« Un bruit de balançoire » de Christian Bobin: la magie des petits riens
L’auteur de « L’homme-joie » signe un recueil de lettres qui rivalisent de beauté. Elles sont adressées à sa mère, à un ami, à un nuage, mais aussi à Nadejda, femme du poète Mandelstam, ou à Marina Tsvetaeva. Derrière chacune d’elles se cache la figure tutélaire de Ryokan moine japonais et génie de l’enfance.

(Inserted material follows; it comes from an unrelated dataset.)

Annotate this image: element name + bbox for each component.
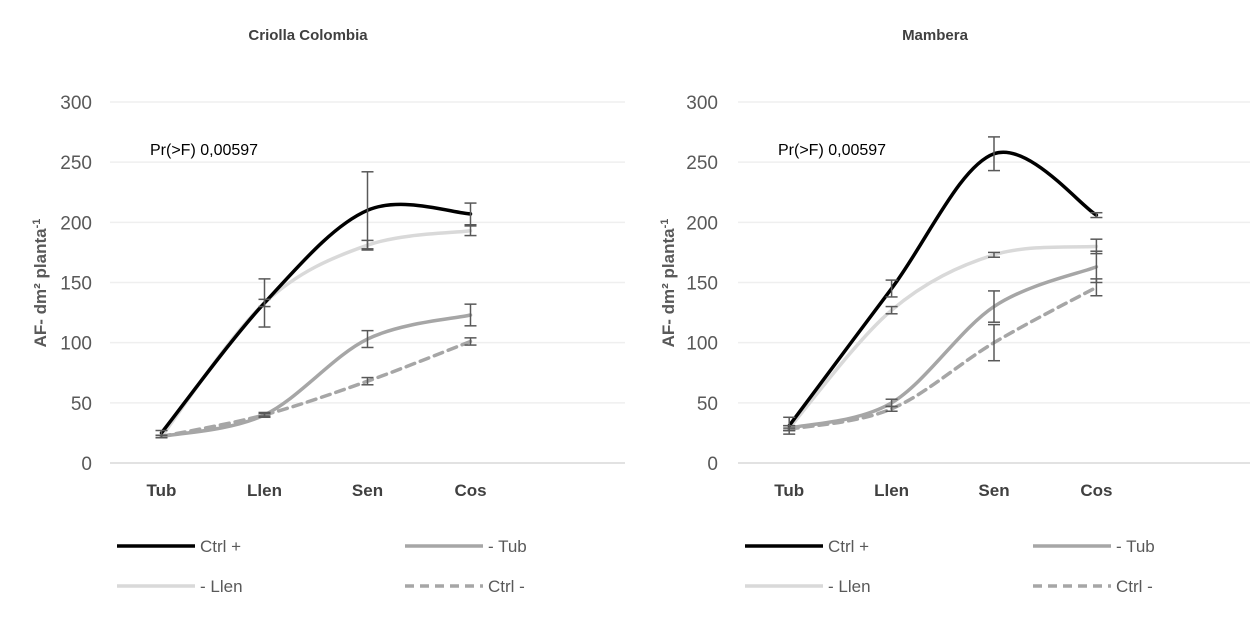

Je le découvre et je revois des pans de ma vie »: moi aussi j’avais trente ans, aucune place dans le monde, comblé de jouer pendant des heures avec des enfants. Moi aussi j’aimais – et j’aime de plus en plus à présent qu’ils sont menacés – la course des nuages, les joues timides de l’automne, le bleu bravache des étés.
Christian Bobin
Le moine errant se cache derrière chacune de ses lettres mais c’est une présence discrète et l’écrivain affirme qu’il a non pas écrit un livre sur Ryokan, mais avec lui. La nuance est de taille. Et la présence de cet homme qui à tous les honneurs préféra la compagnie des enfants partout nous accompagne. Christian Bobin raconte qu’après la mort de son père, le moine errant qui dormait dans un fossé rêve d’un homme qui lui dit: « Ce soir la nuit est bonne, parlons tranquillement de la vie ». Tel est le projet de l’écrivain poète dans ce recueil de lettres adressées à des destinataires toujours différents: « Parlons tranquillement de la vie puisque nous n’y comprenons rien ».
Il y est donc question de cette vie qui « passe à la vitesse d’un cri d’oiseau », de l’enfance et de la mort mais aussi d’une sonate de Bach, de la course des nuages ou des tambours illusoires de la modernité. Dans chacune d’elles, Christian Bobin excelle à célébrer les petits riens du quotidien. Sept mandarines dans une assiette creuse semblables à « une congrégation bouddhiste dans la vallée », « le grincement d’une balançoire vide », « le chant du coucou ». « L’esprit n’a vraiment besoin de rien pour venir au monde »,affirme le poète, mais « de ce rien il a vraiment besoin ». Chacune de ces lettres aussi indispensables que l’air que l’on respire en est la preuve. « Il est infiniment rare que quelqu’un nous parle », rappelle l’écrivain. C’est pourtant l’expérience à laquelle nous convie ce livre dont chaque missive nous va droit au cœur.